Much reduced I hobbled on a walking stick into a Health Clinic in Galway city.
The Irish government will appoint a doctor for citizens who can't afford one.
The government's fine sense of the ridiculous in my case had led them to send me to a clinic owned by Denise Catherton, my old unrequited love from childhood.
They didn't make her my doctor.
That would have been too mach bathos even for the Irish government.
They had assigned me Doctor Hildegarde Baines.
The old unrequited love from childhood just owns the place where he works.
I sat in an internal waiting room beyond the public area as directed to by a curvaceously good looking minion.
The pain was general enough but focussed on my right knee which was doing a good impression of a football.
During my last visit there had been a clearly ridiculous speculation about early onset dementia and a mention of the vagus nerve to which I'd cheerily replied: "Ah vagus my anus."
I hadn't dignified the dementia notion with a reply.

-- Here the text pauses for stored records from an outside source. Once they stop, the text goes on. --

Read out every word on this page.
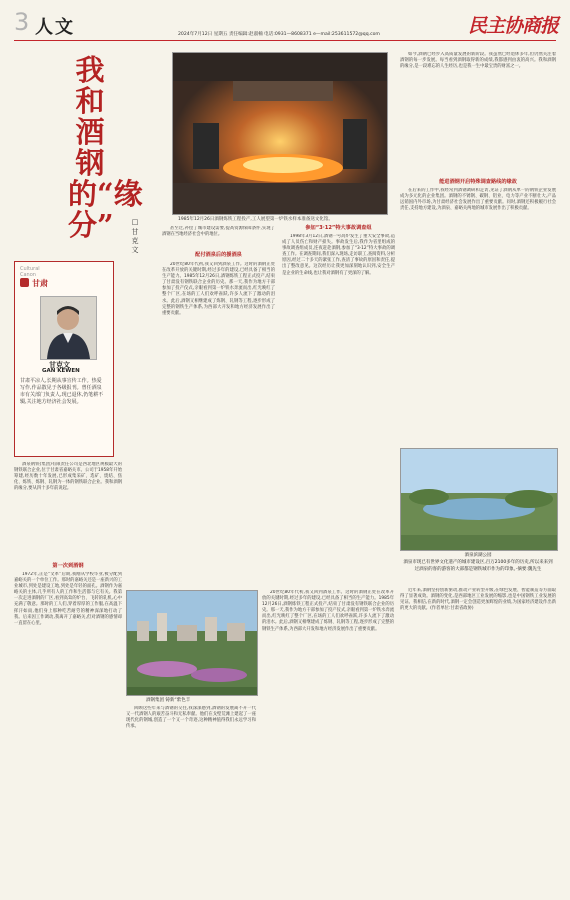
3 人文	2024年7月12日 星期五 责任编辑:赵淑楠 电话:0931—8608371 e—mail:253611572@qq.com	民主协商报
我和酒钢的“缘分” □甘克文	1985年12月26日酒钢炼铁工程投产,工人展望第一炉铁水样本准备送文化馆。

甚至过,补偿了城市建设需要,提高资源保障条件,实现了酒钢在当地经济社会中的地位。

配付酒泉后的援酒泉

20世纪80年代初,我又回到酒泉工作。这时的酒钢正处在改革开放的关键时期,经过多年的建设,已经具备了相当的生产能力。1985年12月26日,酒钢炼铁工程正式投产,结束了甘肃没有钢铁联合企业的历史。那一天,我作为地方干部参加了投产仪式,亲眼看到第一炉铁水奔流而出,红光映红了整个厂区,在场的工人们欢呼雀跃,许多人流下了激动的泪水。此后,酒钢又相继建成了炼钢、轧钢等工程,逐步形成了完整的钢铁生产体系,为西部大开发和地方经济发展作出了重要贡献。

参加“3·12”特大事故调查组

1998年3月12日,酒钢一号高炉发生了重大安全事故,造成了人员伤亡和财产损失。事故发生后,我作为省里组成的事故调查组成员,连夜赶赴酒钢,参加了“3·12”特大事故的调查工作。在调查期间,我们深入现场,走访职工,查阅资料,分析原因,经过二十多天的紧张工作,查清了事故的原因和责任,提出了整改意见。这次经历让我更加深刻地认识到,安全生产是企业的生命线,也让我对酒钢有了更深的了解。

如今,酒钢已经步入高质量发展的新阶段。我虽然已经退休多年,但仍然关注着酒钢的每一步发展。每当看到酒钢取得新的成绩,我都感到由衷的高兴。我和酒钢的缘分,是一段难忘的人生经历,也是我一生中最宝贵的财富之一。

能进酒钢开启特殊调查路线的缘故

在后来的工作中,我经常到酒钢调研和走访,见证了酒钢从单一的钢铁企业发展成为多元化的企业集团。酒钢的不锈钢、碳钢、铝业、电力等产业不断壮大,产品远销国内外市场,为甘肃经济社会发展作出了重要贡献。同时,酒钢还积极履行社会责任,支持地方建设,为酒泉、嘉峪关两地的城市发展作出了积极贡献。

Cultural
Canon
甘肃
甘克文
GAN KEWEN
甘肃平凉人,长期从事宣传工作。热爱写作,作品散见于各级报刊。曾任酒泉市有关部门负责人,现已退休,仍笔耕不辍,关注地方经济社会发展。

酒泉钢铁(集团)有限责任公司是西北地区规模最大的钢铁联合企业,位于甘肃省嘉峪关市。公司于1958年开始筹建,经历数十年发展,已形成集采矿、选矿、烧结、焦化、炼铁、炼钢、轧钢为一体的钢铁联合企业。我和酒钢的缘分,要从四十多年前说起。

第一次到酒钢

1972年,正是“文革”后期,我刚从学校毕业,被分配到嘉峪关的一个单位工作。那时的嘉峪关还是一座新兴的工业城市,到处是建设工地,到处是年轻的面孔。酒钢作为嘉峪关的主体,几乎所有人的工作和生活都与它有关。我第一次走进酒钢的厂区,看到高耸的炉台、飞转的轧机,心中充满了敬意。那时的工人们,穿着厚厚的工作服,在高温下挥汗如雨,他们身上那种吃苦耐劳的精神深深地打动了我。后来因工作调动,我离开了嘉峪关,但对酒钢的感情却一直留在心里。

酒钢集团 铸新“紫色丰

回顾这些年来与酒钢的交往,我深深感到,酒钢的发展离不开一代又一代酒钢人的艰苦奋斗和无私奉献。他们在戈壁荒滩上建起了一座现代化的钢城,创造了一个又一个奇迹,这种精神值得我们永远学习和传承。

20世纪80年代初,我又回到酒泉工作。这时的酒钢正处在改革开放的关键时期,经过多年的建设,已经具备了相当的生产能力。1985年12月26日,酒钢炼铁工程正式投产,结束了甘肃没有钢铁联合企业的历史。那一天,我作为地方干部参加了投产仪式,亲眼看到第一炉铁水奔流而出,红光映红了整个厂区,在场的工人们欢呼雀跃,许多人流下了激动的泪水。此后,酒钢又相继建成了炼钢、轧钢等工程,逐步形成了完整的钢铁生产体系,为西部大开发和地方经济发展作出了重要贡献。

酒泉滨湖公园
酒泉市现已有世界文化遗产的城市建设区,百万2100多年的历史,所以来来到过酒泉的客的游客的大部都是钢铁城市作为的印象。·摘要:魏先生

近年来,酒钢坚持创新驱动,推动产业转型升级,在绿色发展、智能制造等方面取得了显著成效。酒钢的变化,是西部地区工业发展的缩影,也是中国钢铁工业发展的见证。我相信,在新的时代,酒钢一定会创造更加辉煌的业绩,为国家经济建设作出新的更大的贡献。(作者单位:甘肃省政协)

But I had thought: What a terroristic name for something that amounts to little more than professorial absent mindedness. Are the doctors actually trying to scare the bejabers out of people?
The clinician for his part had not shown any signs of amusement at my vagus anus linkage.
I thought it would have been great if he'd come back with: "No, that's not where it's located."
If only we could have our druthers.
Today the pain was not my primary concern. My primary concern was : As long as I don't see Denise Catherton when I'm looking like this, everything's not so bad.
Vanity thy name is James.
I heard her before I saw her.
Breezing up the corridor.
The confident walk.
The presence.
Honest to goodness I knew it was her.
I leaned over my walking stick Snake Plisskanly and did not make eye contact.
She breezed up and down the corridor a few more times.
Her dark hair bounced a bit.
I swear she was wearing Just Musk by Lentheric.
She was going in and out of offices with folders under her arm, button holing staff, and generally being about the place.
Out of the corner of my eye I noted that she was looking rather well.
She conversed briefly with a young male doctor.
The conversation wasn't audible in spite of my best efforts.
Then she guffawed and exclaimed: "You're hopeless."
And she playfully but realistically gave him a mock kick on the bum.
I thought it was most quaint.
Another male doctor, younger still, stuck his head out of an office.
"You! Get back in there!" cried Denise, again in fine good fooling.
This was hilariously similar in my mind to the Summer of 1983 when Denise had all the boys in a spin.
I wondered briefly did she ever wear Rah Rah skirts to work.
The junior Doctor looked sheepish but steeled himself and joined Denise and the other guy in the corridor for a conference of sorts.
My face was a study.
Denise Catherton owns her own clinic, has raised a family, has been honoured by a university for scientific achievements and is said to be uniquely respected among her professional contemporaries.
Yet today she was still the tomboy Denise of my teenage years.
Here's larks thought I.
What a rum world it is.
And how refreshing.
I still kept my head down over my walking stick, to all intents and purposes wondering where the Duke of New York had stashed the American President.
Realisation struck me.
Good heavens.
She's doing all this business in the corridor just for me.
Which just goes to show, gentle travellers of the internet, that at least my ego is in better shape than my body.